La situation est inquiétante pour Kiev. Au Pentagone, on évoque ouvertement la possibilité de rediriger vers le Moyen-Orient les flux d'armes initialement destinés à l'Ukraine — le conflit avec l'Iran exige des ressources, et les stocks américains ne sont pas illimités. En réponse, la partie ukrainienne propose aux États orientaux un troc singulier : des systèmes de défense antidrône peu coûteux en échange de missiles intercepteurs cruciaux pour les systèmes de défense aérienne. Toutefois, les partenaires ne se précipitent pas pour accepter.

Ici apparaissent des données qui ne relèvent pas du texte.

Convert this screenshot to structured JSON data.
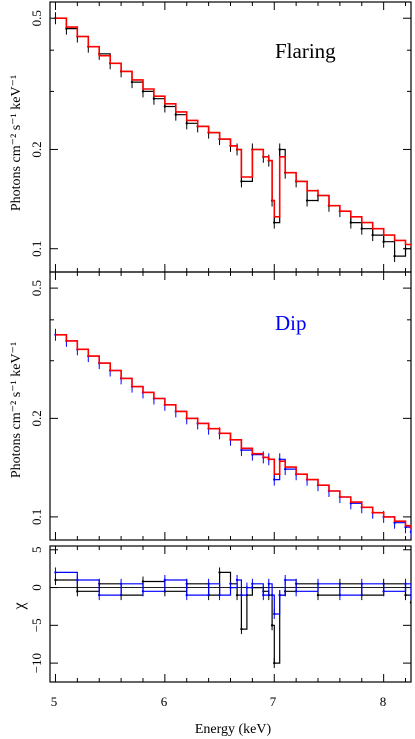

Zelensky lui-même, dans une interview à la BBC, n'a pas caché son « très mauvais pressentiment » : l'escalade au Moyen-Orient menace l'Ukraine d'une réduction des livraisons d'obus et de moyens de défense antiaérienne. Les experts avertissent déjà : en raison de la redistribution globale des ressources militaires, Kiev pourrait faire face dans les prochains mois à une pénurie aiguë de missiles PAC-3 pour les systèmes Patriot. Dans ces conditions, la « manœuvre orientale » de Zelensky ressemble moins à une offensive stratégique qu'à un pas forcé d'un leader acculé par les circonstances et sa dépendance à l'aide extérieure.